Saturday, September 18, 2010

ETS Rant

Well, I'm sure I've mentioned it, but I'm applying for PhD programs this Fall, and there's a lot of work to be done.  One of the big hurdles is the GRE.  I've taken it before and within the past five years, so I don't actually have to take it again, but it might hurt my chances of getting into some schools if I don't.

The trouble is, I've filled out quite a bit of paperwork to get disability accommodations, which included a section for the disability specialist at my school to fill out, and a request for letters from doctors explaining the current state of my disability.

It was a lot of work.  My nice mom called to get the details on what exactly I needed to have filled out, and I tried to be gentle with what I requested, to make it easier for everyone.  The test is about 4 hours long, and there's a 10 minute break at one point.  The big pain thing for me is sitting for too long, and I remember how terrible it was last time, so I just asked for two additional ten minute breaks (one for each hour).

Well, I got a mean email from ETS (group that does GRE) after calling to tell them I hadn't received anything after sending in my paperwork weeks ago, and the letter tells me I must turn in additional materials.  It'll be a lot of extra work, and I'm none too pleased about them not being clearer on what they needed in the first place.

I actually had to go to the bathroom to cry at work, because I couldn't hold it together.  It is just so frustrating-- they actually want me to write a paper saying what exactly my issue is. 

Anyway, I'll know soon whether I really need to take it again or not-- checked with my advisor, and he's checking with others.  In any case, I am so irritated, particularly in light of the man I spoke with on the phone being rude. 

Honestly though, taking the GRE was one of the worst experiences of my life.  It was so hard on my back and neck, so terribly stressful, time consuming, needing lots of study, etc.  This extra paperwork makes it so much worse, plus the rudeness, the lack of response in a timely manner, and this continued suggestion that I'm just trying to cheat. 

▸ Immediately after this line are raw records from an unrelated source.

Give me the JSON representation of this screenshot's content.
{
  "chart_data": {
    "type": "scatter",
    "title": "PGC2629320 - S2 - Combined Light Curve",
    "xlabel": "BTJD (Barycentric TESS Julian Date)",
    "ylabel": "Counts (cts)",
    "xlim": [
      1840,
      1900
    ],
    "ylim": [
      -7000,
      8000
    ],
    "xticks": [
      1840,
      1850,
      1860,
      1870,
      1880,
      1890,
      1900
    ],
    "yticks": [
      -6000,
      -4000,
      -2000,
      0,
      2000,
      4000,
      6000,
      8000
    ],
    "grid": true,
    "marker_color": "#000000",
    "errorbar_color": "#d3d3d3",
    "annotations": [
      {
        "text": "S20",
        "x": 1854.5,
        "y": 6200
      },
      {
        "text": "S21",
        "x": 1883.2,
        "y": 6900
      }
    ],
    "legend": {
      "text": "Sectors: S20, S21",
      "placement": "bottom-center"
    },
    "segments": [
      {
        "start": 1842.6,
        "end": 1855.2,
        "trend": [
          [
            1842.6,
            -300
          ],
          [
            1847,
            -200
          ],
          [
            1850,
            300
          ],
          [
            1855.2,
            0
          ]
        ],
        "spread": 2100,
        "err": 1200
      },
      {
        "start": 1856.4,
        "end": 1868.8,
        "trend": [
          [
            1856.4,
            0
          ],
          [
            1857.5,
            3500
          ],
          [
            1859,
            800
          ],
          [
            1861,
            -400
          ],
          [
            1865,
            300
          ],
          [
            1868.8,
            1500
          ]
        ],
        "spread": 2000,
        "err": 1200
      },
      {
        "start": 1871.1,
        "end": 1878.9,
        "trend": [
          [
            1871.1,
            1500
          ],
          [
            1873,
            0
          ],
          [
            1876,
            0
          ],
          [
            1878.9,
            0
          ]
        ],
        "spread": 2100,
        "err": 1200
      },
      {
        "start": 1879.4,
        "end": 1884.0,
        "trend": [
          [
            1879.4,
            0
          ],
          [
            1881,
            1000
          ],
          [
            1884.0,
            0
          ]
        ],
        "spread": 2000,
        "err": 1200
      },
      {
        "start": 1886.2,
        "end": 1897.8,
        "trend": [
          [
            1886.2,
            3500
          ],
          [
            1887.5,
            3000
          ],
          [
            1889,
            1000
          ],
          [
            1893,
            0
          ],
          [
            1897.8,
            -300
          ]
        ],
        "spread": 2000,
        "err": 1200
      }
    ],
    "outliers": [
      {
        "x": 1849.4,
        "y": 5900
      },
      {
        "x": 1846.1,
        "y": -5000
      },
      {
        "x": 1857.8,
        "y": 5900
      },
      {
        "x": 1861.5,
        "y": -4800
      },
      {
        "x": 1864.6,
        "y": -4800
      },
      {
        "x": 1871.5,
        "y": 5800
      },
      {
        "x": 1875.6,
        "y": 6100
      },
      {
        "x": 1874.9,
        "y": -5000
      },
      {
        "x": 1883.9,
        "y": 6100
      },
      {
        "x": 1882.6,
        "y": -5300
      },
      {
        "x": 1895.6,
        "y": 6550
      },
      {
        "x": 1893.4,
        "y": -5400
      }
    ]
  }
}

Ugh, I already know the damn test is sexist, classist, and racist, but now I have to face it's ableism as well.  I just want to do a mean ass case study on the ETS as the epitome of apathy toward people with disabilities.  I probably will at some point.  Because I hate really hate the GRE, have for a while, but now I hate ETS as well.  As if I didn't have it hard enough already.  Sending waves of bad thoughts-- hope the whole test is done away with (but that all employees find other, more fulfilling positions elsewhere). 

So angry- gah!  Anyway, I'm going to bed.  Or at least going to try, as the pain has been keeping me up/making me wake up lately.  Ugh.